ロビンソン・クルーソーのメンタル・サバイブ術③
こんにちは。
カウンセラーのあるくみです。
前回、前々回と「ロビンソン・クルーソー」が28年間もの間、無人島で一人で生き延びてきたメンタル・サバイブ術を紹介してきました。
https://arukumi.hatenablog.com/entry/2019/11/19/005026
https://arukumi.hatenablog.com/entry/2019/11/21/001259
今回、最も彼を支えてきた重要なメンタル・サバイブ術をお伝えします。
それは、神への信仰です。
信仰心はメンタル・ヘルスに役立つといわれております。
では、具体的にどんなことが、どんな風に役立つのでしょうか?
ロビンソン・クルーソーは、もともと信仰心は極めて薄い人間でした。そんな彼がどんな心境から信仰心を持ち、どんな風に変わったのか、見てみましょう。
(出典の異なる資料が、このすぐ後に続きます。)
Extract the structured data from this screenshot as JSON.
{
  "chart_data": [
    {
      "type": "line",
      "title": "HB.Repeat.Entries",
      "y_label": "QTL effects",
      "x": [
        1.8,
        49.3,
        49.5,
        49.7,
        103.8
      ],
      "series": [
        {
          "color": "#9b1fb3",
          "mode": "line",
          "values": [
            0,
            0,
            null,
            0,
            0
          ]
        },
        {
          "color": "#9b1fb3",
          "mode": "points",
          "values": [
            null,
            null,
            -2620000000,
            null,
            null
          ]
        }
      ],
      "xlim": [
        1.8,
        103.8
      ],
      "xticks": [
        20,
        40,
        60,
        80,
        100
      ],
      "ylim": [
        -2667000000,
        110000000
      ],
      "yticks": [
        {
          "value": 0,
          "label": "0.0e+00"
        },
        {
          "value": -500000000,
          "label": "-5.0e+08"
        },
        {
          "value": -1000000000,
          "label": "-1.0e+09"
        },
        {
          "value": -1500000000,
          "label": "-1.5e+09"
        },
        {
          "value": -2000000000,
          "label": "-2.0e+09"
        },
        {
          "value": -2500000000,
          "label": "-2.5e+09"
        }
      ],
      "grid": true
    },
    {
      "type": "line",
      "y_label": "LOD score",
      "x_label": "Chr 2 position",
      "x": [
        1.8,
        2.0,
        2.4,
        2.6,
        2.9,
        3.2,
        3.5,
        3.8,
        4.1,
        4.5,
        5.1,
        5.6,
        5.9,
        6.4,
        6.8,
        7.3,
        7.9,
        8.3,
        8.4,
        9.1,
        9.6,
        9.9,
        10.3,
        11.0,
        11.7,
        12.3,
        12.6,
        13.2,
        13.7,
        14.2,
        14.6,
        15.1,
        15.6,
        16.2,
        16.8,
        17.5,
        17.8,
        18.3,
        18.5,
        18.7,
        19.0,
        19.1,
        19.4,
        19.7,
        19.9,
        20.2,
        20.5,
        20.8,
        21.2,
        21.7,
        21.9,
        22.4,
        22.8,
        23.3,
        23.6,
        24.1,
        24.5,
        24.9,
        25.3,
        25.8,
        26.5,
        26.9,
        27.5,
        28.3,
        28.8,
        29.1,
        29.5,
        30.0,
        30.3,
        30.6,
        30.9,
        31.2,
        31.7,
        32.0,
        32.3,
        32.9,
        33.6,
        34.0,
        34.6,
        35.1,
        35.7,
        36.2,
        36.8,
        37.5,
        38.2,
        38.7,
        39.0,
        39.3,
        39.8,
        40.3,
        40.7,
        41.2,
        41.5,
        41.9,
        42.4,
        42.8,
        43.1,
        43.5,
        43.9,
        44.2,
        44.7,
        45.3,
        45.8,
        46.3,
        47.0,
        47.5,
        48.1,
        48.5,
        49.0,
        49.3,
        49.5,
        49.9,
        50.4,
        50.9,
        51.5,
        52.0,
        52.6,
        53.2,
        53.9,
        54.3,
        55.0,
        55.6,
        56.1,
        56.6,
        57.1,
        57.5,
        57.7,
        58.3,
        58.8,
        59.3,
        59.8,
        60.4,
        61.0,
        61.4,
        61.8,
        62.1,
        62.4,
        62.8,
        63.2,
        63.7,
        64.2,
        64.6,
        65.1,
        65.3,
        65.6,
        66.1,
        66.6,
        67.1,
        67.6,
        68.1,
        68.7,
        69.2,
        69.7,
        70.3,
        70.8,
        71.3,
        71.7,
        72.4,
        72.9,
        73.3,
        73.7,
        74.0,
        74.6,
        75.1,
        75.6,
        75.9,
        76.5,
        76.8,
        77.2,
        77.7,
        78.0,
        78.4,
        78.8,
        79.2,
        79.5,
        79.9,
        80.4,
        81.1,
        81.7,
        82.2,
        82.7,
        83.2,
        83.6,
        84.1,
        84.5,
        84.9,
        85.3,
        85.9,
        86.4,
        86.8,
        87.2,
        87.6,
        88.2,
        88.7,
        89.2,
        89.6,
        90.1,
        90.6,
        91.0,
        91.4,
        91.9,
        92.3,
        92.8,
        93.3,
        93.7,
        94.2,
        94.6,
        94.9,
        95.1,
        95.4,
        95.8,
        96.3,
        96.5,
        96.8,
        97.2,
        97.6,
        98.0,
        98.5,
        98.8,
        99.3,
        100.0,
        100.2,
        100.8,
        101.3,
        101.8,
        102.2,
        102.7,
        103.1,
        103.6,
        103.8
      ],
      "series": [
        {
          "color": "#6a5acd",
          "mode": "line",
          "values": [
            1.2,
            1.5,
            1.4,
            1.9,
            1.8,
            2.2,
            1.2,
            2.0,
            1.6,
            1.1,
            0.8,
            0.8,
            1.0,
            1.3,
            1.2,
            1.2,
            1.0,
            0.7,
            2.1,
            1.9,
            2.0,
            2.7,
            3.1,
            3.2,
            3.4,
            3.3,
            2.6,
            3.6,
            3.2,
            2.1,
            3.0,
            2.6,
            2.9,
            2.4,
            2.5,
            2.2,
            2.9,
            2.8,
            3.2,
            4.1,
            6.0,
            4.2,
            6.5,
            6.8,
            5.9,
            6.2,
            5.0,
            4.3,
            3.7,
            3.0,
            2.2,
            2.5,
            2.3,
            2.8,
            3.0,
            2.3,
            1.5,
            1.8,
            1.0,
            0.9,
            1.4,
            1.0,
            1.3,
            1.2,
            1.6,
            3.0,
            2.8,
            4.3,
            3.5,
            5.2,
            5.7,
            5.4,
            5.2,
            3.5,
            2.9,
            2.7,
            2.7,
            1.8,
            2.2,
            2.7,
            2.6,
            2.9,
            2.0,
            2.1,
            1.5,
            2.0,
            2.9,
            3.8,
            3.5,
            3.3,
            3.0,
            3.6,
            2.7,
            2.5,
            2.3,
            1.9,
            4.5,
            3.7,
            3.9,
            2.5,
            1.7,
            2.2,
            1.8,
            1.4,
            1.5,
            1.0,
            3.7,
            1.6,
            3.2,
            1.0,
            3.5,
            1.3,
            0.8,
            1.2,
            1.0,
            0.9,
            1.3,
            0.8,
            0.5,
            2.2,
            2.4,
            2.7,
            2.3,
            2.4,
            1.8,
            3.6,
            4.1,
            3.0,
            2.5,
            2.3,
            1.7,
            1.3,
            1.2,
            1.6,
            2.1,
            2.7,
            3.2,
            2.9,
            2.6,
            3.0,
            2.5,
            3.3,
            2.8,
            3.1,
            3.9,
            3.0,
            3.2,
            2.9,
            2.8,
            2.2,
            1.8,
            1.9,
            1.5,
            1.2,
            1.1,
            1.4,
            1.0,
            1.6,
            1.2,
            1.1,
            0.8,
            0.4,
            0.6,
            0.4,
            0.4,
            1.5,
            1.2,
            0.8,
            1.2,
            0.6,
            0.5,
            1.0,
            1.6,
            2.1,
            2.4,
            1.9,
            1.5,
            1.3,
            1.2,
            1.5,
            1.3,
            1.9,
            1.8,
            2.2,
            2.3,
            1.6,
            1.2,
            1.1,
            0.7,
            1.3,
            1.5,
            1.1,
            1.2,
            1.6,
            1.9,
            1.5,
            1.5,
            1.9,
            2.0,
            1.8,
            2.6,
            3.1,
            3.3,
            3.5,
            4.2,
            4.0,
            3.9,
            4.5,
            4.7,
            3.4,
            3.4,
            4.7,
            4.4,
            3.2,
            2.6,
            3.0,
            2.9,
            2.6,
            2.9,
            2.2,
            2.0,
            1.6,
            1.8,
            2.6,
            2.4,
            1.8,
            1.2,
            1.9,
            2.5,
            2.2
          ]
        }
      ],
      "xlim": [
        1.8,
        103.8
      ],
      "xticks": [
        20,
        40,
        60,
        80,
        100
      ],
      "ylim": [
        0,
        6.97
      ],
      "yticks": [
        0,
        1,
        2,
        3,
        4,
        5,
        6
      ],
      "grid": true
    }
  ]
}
日本人の感覚では分かりにくいのですが、キリスト教社会において信仰心が薄いというのは、不届き者扱いされてしまいます。
彼は、神をも恐れぬ船乗り仲間の中でも、"私はもっとも心ない、軽率でよこしまな人間であり、危機に際しても神を畏れなかった"と述べています。
彼は無人島に漂着するまでに、すでに散々な目に合ってきております。それらの際も、1人だけ助かり無人島にたどり着いた際も、神の摂理など一顧だにしていません。
そんな彼が初めて神へ祈りを捧げたのは、病気になったときです。
苦しみの中、"「主よ、お助け下さい。私はひどく苦しんでおります」"これが、"長い年月の間で唱えた最初の祈り"でした。
幸い、彼は回復することができました。
病気から回復できたのが、神への祈りのためかは分かりません。
しかし、苦しいときに神頼みをしてしまう心境は、誰でも思い当たる節があるかと思います。
そして、病気が癒えたことを、彼は初めて神へ感謝するのです。
その後、難破船から持ち出すことができた聖書を毎日朝と晩に真剣に読み始めたのでした。
だからといって、これで強い信仰心が確立されたというわけではありません。
病気から回復したが、無人島から救い出されてはいない、と思い、不満に思う。その一方、今までにたくさんあった危機から救われてきたことを思い出し、感謝をする。
この繰り返しです。
とある最大のピンチに直面したとき、"心の動揺が信仰心にも多大なる影響を与え"、"落ち着いて造物主に祈るという心境ではもはやなくなった"状態になってしまいます。
それでも"私は不平不満をいう以前に神に感謝せねばならないのだ。私はこの惨めな境遇にあってなお、神を知り、神の祝福を待ち望むことで慰めを得ている"という心境に達するのです。
苦しいときに、祈る。
自分が生かされている状況に感謝をする。
これがロビンソン・クルーソーを支えてきたのでした。
信仰は、現代の私たちにも支えになります。
自分には信仰心はないから......という人でも大丈夫。
メンタル・ヘルス的には、祈ったり、感謝するのは何に対してでもいいのです。神でなくても良いのです。
それに、日本には八百万の神を拝むというもともと信仰心に富んだ文化があります。
国家事業の大仏建立から、農村の畦道にたたずむ道祖神まで、さまざまな形で信仰し、支えられてきたわけです。
それに、ロビンソン・クルーソーの信仰だって、揺れ動いています。
この揺れ動くさまは、極めて人間くさく、現代の私たちにも共感できます。
「ロビンソン・クルーソー」は不屈の精神で無人島生活を生き抜いた話のように思われていますが、もともと強い精神を持ったヒーローではありません。
ただの風来坊の困ったちゃんという印象です。
そんな彼が行ってきたことだからこそ、私たちにも役立つ術なのです。
ちなみに、あまり知られていないことですが、「ロビンソン・クルーソー」には、続編があります。彼は無事、帰還しても、新たな冒険へ旅立ってしまうのです。
この物語から得た一番の教訓は、人間はいろんな間違いを繰り返して、そのたびに後悔と懺悔をし続けるくせに、生き方を変えられない生き物なのだな、ということです。